Oder als Lösung zum Aufsprühen

Manche Patienten empfinden die Applikation halbfester Zubereitungen als schmerzhaft. In solchen Fällen können auch Lösungen mit DMSO zum Auftragen auf die Haut als Spray appliziert werden. Solche Zubereitungen sind leicht herzustellen und können neben Gereinigtem Wasser auch Ethanol 96 Prozent als weitere Flüssigkeit enthalten. Die fertigen Lösungen können dann in eine Glasflasche mit Zerstäuberpumpe abgefüllt werden. 

Sowohl das Spray als auch die halbfeste Zubereitung sollen von den Patienten über zwei bis drei Monate bis zu fünfmal täglich aufgetragen werden. Da Dimethylsulfoxid die Aufnahme anderer Substanzen in die Haut beschleunigt, dürfen unmittelbar vor oder nach der Applikation auf der gleichen Hautstelle keine anderen Arzneimittel oder kosmetische Produkte aufgetragen werden.

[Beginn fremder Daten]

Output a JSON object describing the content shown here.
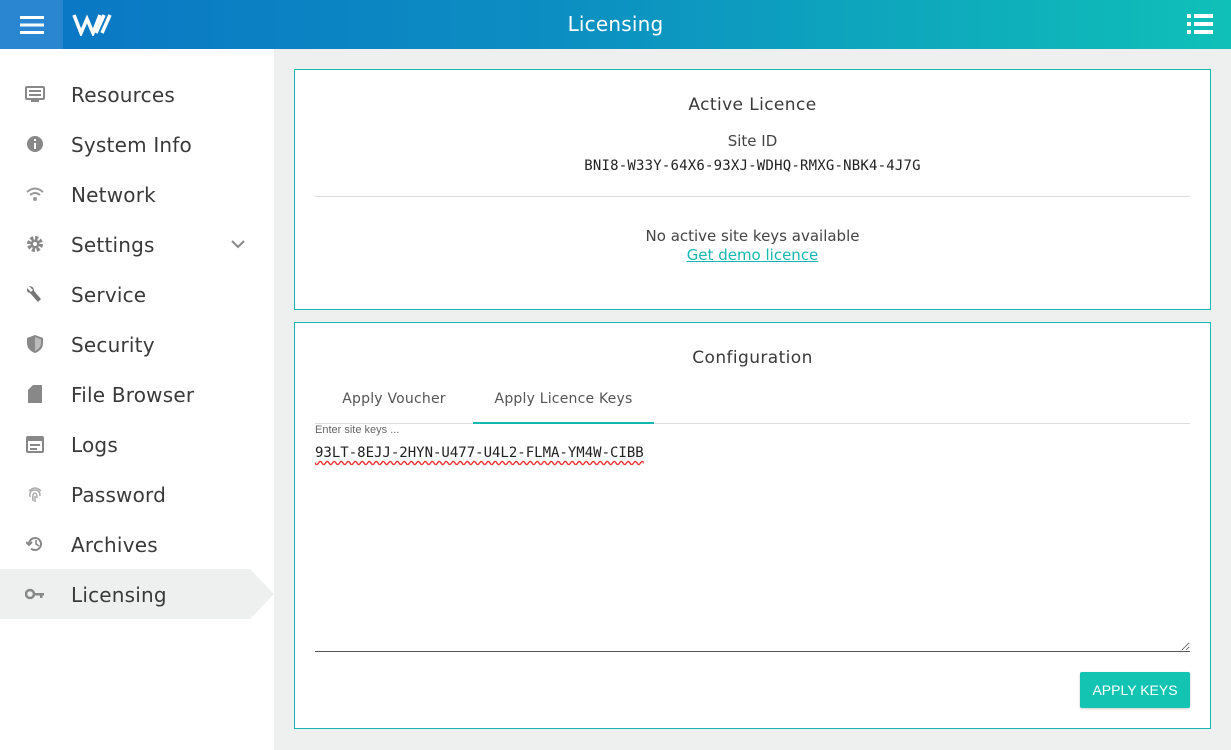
{
  "header": {
    "title": "Licensing",
    "menu_icon": "hamburger-icon",
    "logo_icon": "brand-logo",
    "list_icon": "list-icon",
    "gradient": [
      "#0a75c4",
      "#0fc0b8"
    ]
  },
  "sidebar": {
    "items": [
      {
        "label": "Resources",
        "icon": "monitor-icon"
      },
      {
        "label": "System Info",
        "icon": "info-icon"
      },
      {
        "label": "Network",
        "icon": "wifi-icon"
      },
      {
        "label": "Settings",
        "icon": "gear-icon",
        "expandable": true
      },
      {
        "label": "Service",
        "icon": "wrench-icon"
      },
      {
        "label": "Security",
        "icon": "shield-icon"
      },
      {
        "label": "File Browser",
        "icon": "sd-card-icon"
      },
      {
        "label": "Logs",
        "icon": "calendar-icon"
      },
      {
        "label": "Password",
        "icon": "fingerprint-icon"
      },
      {
        "label": "Archives",
        "icon": "history-icon"
      },
      {
        "label": "Licensing",
        "icon": "key-icon",
        "active": true
      }
    ]
  },
  "active_licence": {
    "title": "Active Licence",
    "site_id_label": "Site ID",
    "site_id": "BNI8-W33Y-64X6-93XJ-WDHQ-RMXG-NBK4-4J7G",
    "no_keys_text": "No active site keys available",
    "demo_link": "Get demo licence"
  },
  "configuration": {
    "title": "Configuration",
    "tabs": [
      {
        "label": "Apply Voucher",
        "active": false
      },
      {
        "label": "Apply Licence Keys",
        "active": true
      }
    ],
    "input_placeholder": "Enter site keys ...",
    "input_value": "93LT-8EJJ-2HYN-U477-U4L2-FLMA-YM4W-CIBB",
    "apply_button": "APPLY KEYS"
  },
  "colors": {
    "accent": "#14b8b0",
    "button": "#13c4b3"
  }
}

Lokale Reizungen und Knoblauchatem

Mit steigender Konzentration an Dimethylsulfoxid lässt sich zwar eine verbesserte Wirkung erzielen, allerdings nehmen auch unerwünschte Wirkungen zu. Es kann unter anderem zu schweren Reizungen der Haut wie Brennen, Jucken und Rötungen kommen, teilweise wurde auch schon eine Blasenbildung beobachtet. Diese Hautreaktionen werden durch die durchblutungssteigernde Wirkung von DMSO hervorgerufen. 

Bei großflächiger Verwendung kann es auch zu systemischen Nebenwirkungen wie Übelkeit, Brechreiz und Magen-Darm-Beschwerden kommen. Auch bei bestimmungsmäßigem Gebrauch wird ein Teil desDimethylsulfoxids über die Lunge metabolisiert und das entstehende Stoffwechselprodukt Dimethylsulfid sorgt für einen knoblauchartigen Atem und Geruch. Da Dimethylsulfoxid die Freisetzung von Histamin erhöhen kann, dürfen zudem Personen, die zu Allergien neigen, keine entsprechenden Zubereitungen verwenden.

Fazit: Was sagen Sie der Kundin?

Gegen Schmerzen in Muskeln und Gelenken zeigt Dimethylsulfoxid tatsächlich therapeutische Wirksamkeit, allerdings unterliegen entsprechende Zubereitungen der Verschreibungspflicht. Wie bei allen Arzneimitteln sind auch hier Empfehlungen zur Dosierung und Anwendung einzuhalten, da jede Form der Überdosierung schwerwiegende gesundheitliche Schäden zur Folge haben kann. Von Selbstversuchen mit reinem Dimethylsulfoxid muss daher dringend abgeraten werden.